Nach ihrem Medizinstudium an der TU Dresden baute unsere Alumna Dr. med. Daniela Schöne, ihre klinische Laufbahn zielstrebig auf: Sie startete als Assistenzärztin in der Neurologie am Universitätsklinikum Carl Gustav Carus sowie in der Psychiatrie am Elblandklinikum Radebeul. Auf diesem Weg qualifizierte sie sich nicht nur zur Fachärztin für Neurologie, sondern erweiterte ihr Profil um wertvolle Zusatzbezeichnungen in der Intensiv-, Sucht- und Palliativmedizin. Um diesen breiten klinischen Erfahrungsschatz gezielt mit exzellenter Forschungsmethodik zu verzahnen, schloss sie an das Harvard-PPCR-Programm den Master Clinical Research (M.Sc.) an der DIU an. Seit Mai 2025 bringt sie dieses interdisziplinäre Wissen auf dem nächsten Karrierelevel ein: Als Funktionsoberärztin am Universitätsklinikum Dresden gestaltet sie heute aktiv die Schnittstelle zwischen hochqualifizierter Patientenversorgung und evidenzbasierter klinischer Forschung.

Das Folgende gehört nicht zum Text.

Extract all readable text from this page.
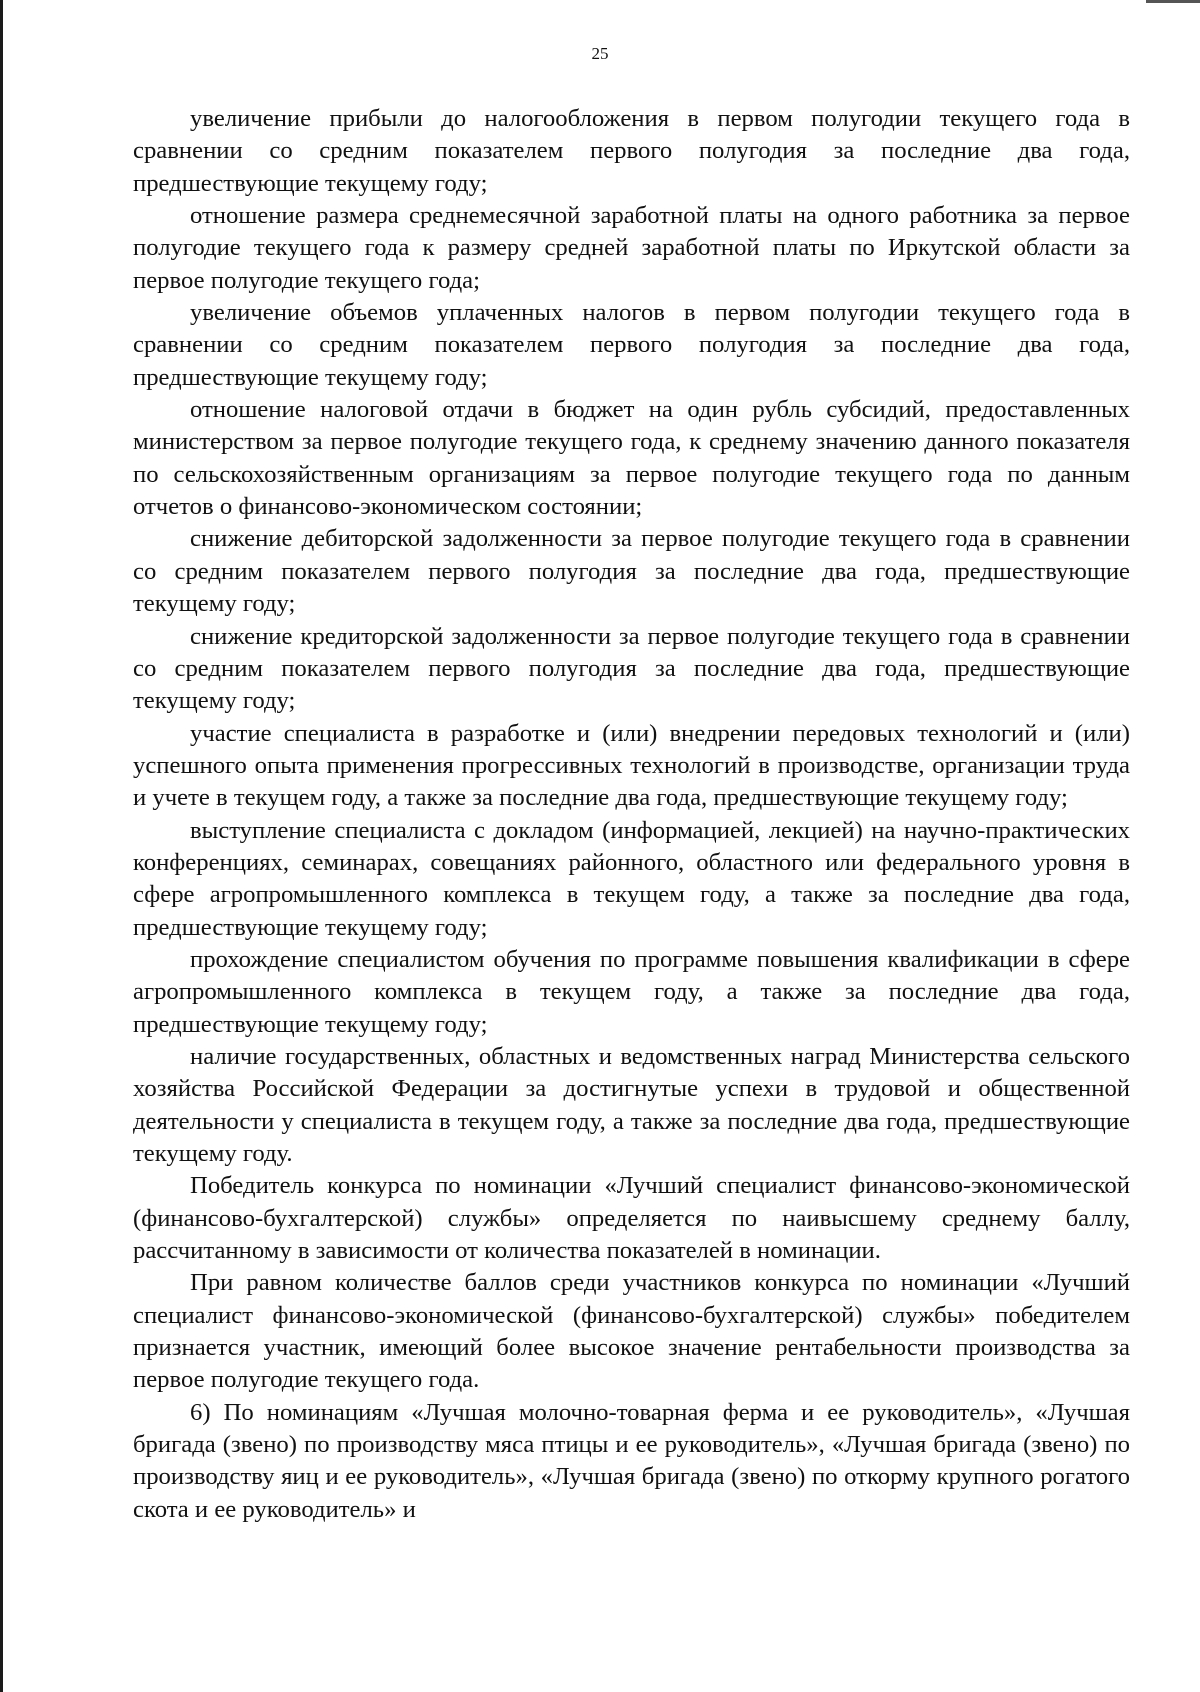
25

увеличение прибыли до налогообложения в первом полугодии текущего года в сравнении со средним показателем первого полугодия за последние два года, предшествующие текущему году;

отношение размера среднемесячной заработной платы на одного работника за первое полугодие текущего года к размеру средней заработной платы по Иркутской области за первое полугодие текущего года;

увеличение объемов уплаченных налогов в первом полугодии текущего года в сравнении со средним показателем первого полугодия за последние два года, предшествующие текущему году;

отношение налоговой отдачи в бюджет на один рубль субсидий, предоставленных министерством за первое полугодие текущего года, к среднему значению данного показателя по сельскохозяйственным организациям за первое полугодие текущего года по данным отчетов о финансово-экономическом состоянии;

снижение дебиторской задолженности за первое полугодие текущего года в сравнении со средним показателем первого полугодия за последние два года, предшествующие текущему году;

снижение кредиторской задолженности за первое полугодие текущего года в сравнении со средним показателем первого полугодия за последние два года, предшествующие текущему году;

участие специалиста в разработке и (или) внедрении передовых технологий и (или) успешного опыта применения прогрессивных технологий в производстве, организации труда и учете в текущем году, а также за последние два года, предшествующие текущему году;

выступление специалиста с докладом (информацией, лекцией) на научно-практических конференциях, семинарах, совещаниях районного, областного или федерального уровня в сфере агропромышленного комплекса в текущем году, а также за последние два года, предшествующие текущему году;

прохождение специалистом обучения по программе повышения квалификации в сфере агропромышленного комплекса в текущем году, а также за последние два года, предшествующие текущему году;

наличие государственных, областных и ведомственных наград Министерства сельского хозяйства Российской Федерации за достигнутые успехи в трудовой и общественной деятельности у специалиста в текущем году, а также за последние два года, предшествующие текущему году.

Победитель конкурса по номинации «Лучший специалист финансово-экономической (финансово-бухгалтерской) службы» определяется по наивысшему среднему баллу, рассчитанному в зависимости от количества показателей в номинации.

При равном количестве баллов среди участников конкурса по номинации «Лучший специалист финансово-экономической (финансово-бухгалтерской) службы» победителем признается участник, имеющий более высокое значение рентабельности производства за первое полугодие текущего года.

6) По номинациям «Лучшая молочно-товарная ферма и ее руководитель», «Лучшая бригада (звено) по производству мяса птицы и ее руководитель», «Лучшая бригада (звено) по производству яиц и ее руководитель», «Лучшая бригада (звено) по откорму крупного рогатого скота и ее руководитель» и
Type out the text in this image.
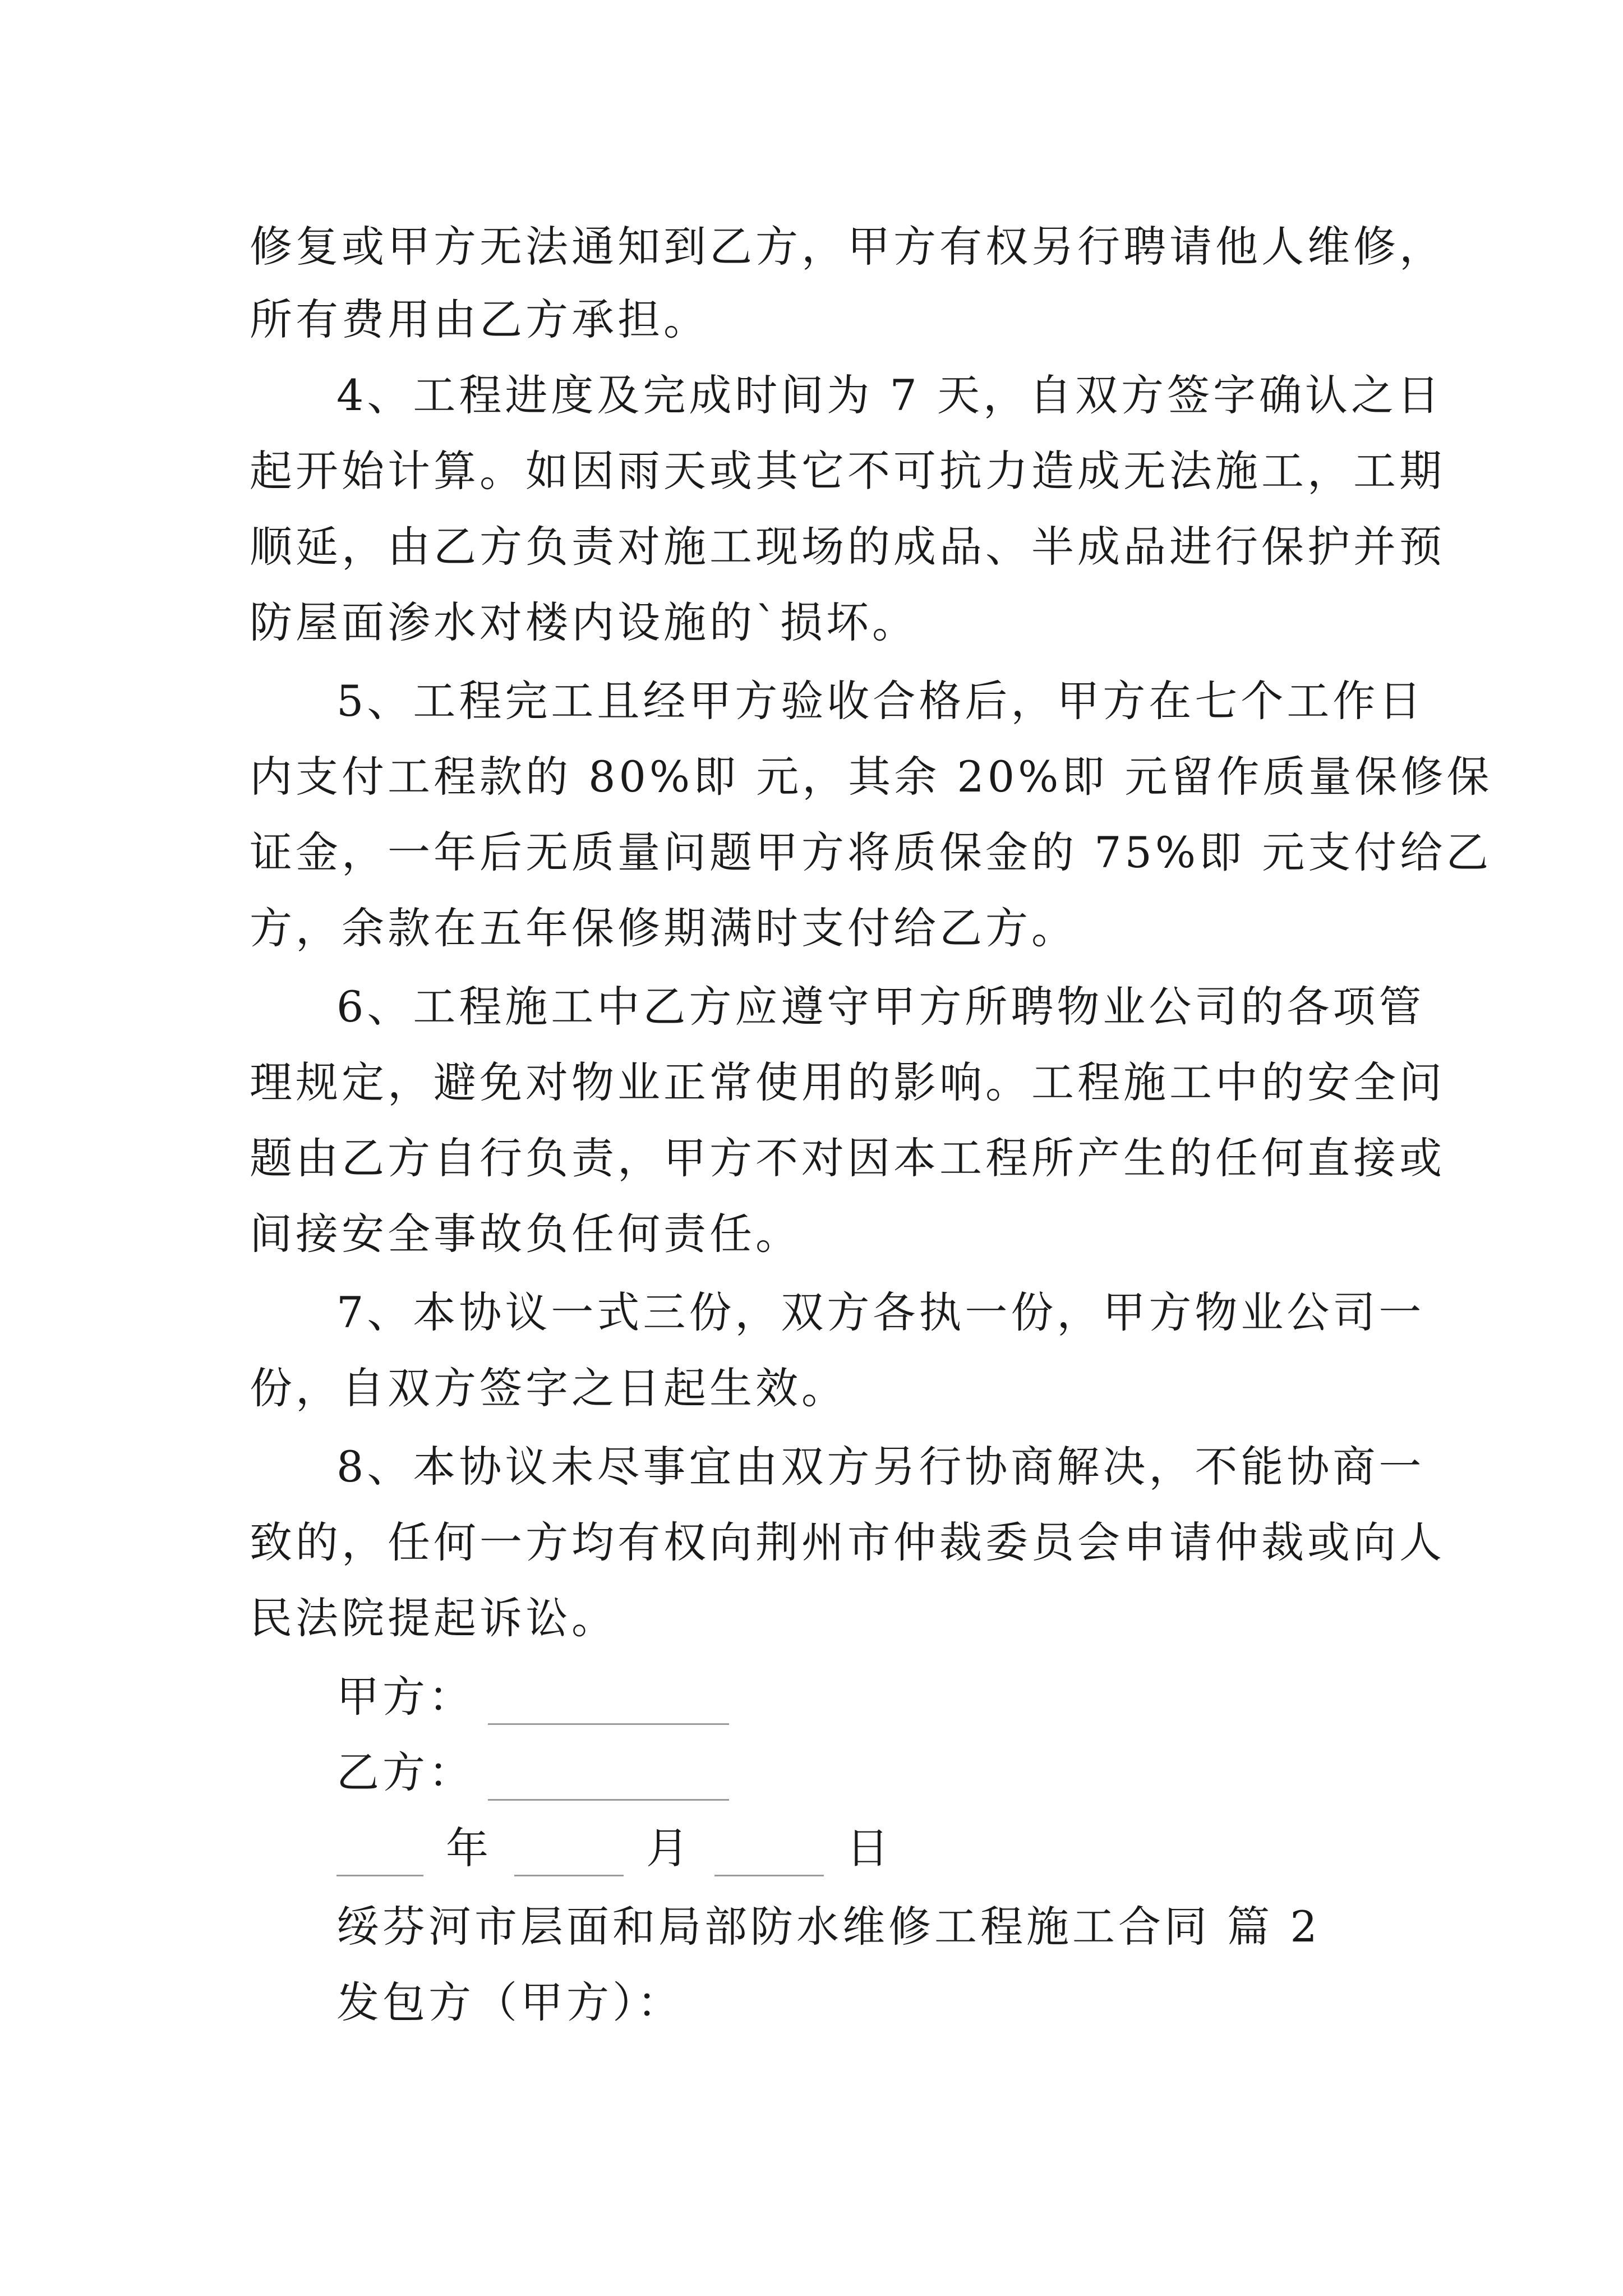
修复或甲方无法通知到乙方，甲方有权另行聘请他人维修，
所有费用由乙方承担。
4、工程进度及完成时间为 7 天，自双方签字确认之日
起开始计算。如因雨天或其它不可抗力造成无法施工，工期
顺延，由乙方负责对施工现场的成品、半成品进行保护并预
防屋面渗水对楼内设施的`损坏。
5、工程完工且经甲方验收合格后，甲方在七个工作日
内支付工程款的 80%即 元，其余 20%即 元留作质量保修保
证金，一年后无质量问题甲方将质保金的 75%即 元支付给乙
方，余款在五年保修期满时支付给乙方。
6、工程施工中乙方应遵守甲方所聘物业公司的各项管
理规定，避免对物业正常使用的影响。工程施工中的安全问
题由乙方自行负责，甲方不对因本工程所产生的任何直接或
间接安全事故负任何责任。
7、本协议一式三份，双方各执一份，甲方物业公司一
份，自双方签字之日起生效。
8、本协议未尽事宜由双方另行协商解决，不能协商一
致的，任何一方均有权向荆州市仲裁委员会申请仲裁或向人
民法院提起诉讼。
甲方：
乙方：
年	月	日
绥芬河市层面和局部防水维修工程施工合同 篇 2
发包方（甲方）：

DIU Alumna Dr. med. Daniela Schöne im Interview:
1. Wenn Sie auf Ihre Studienzeit an der DIU zurückblicken: Welcher Moment, welche Person, welches Lehrthema oder welche Veranstaltung fällt Ihnen spontan als erstes ein und hat Sie besonders geprägt?
Wenn ich an meine Zeit an der DIU zurückdenke, fallen mir besonders die praxisnahen Diskussionen und der internationale Austausch innerhalb des Studiengangs ein. Besonders prägend war für mich die Verbindung aus wissenschaftlicher Methodik und direktem Bezug zur klinischen Praxis. Die Lehrveranstaltungen von Prof. Timo Siepmann haben dabei einen bleibenden Eindruck hinterlassen, weil sie komplexe Inhalte sehr praxisorientiert und dabei sehr motivierend vermittelt haben. Ebenso waren die „Essential Concepts in Statistics“ von Bernhard Schipp sowie die Hands-on-Workshops mit Ben Illigens für mich besonders wertvoll, da sie statistische Zusammenhänge und Datenanalyse greifbar und direkt anwendbar gemacht haben.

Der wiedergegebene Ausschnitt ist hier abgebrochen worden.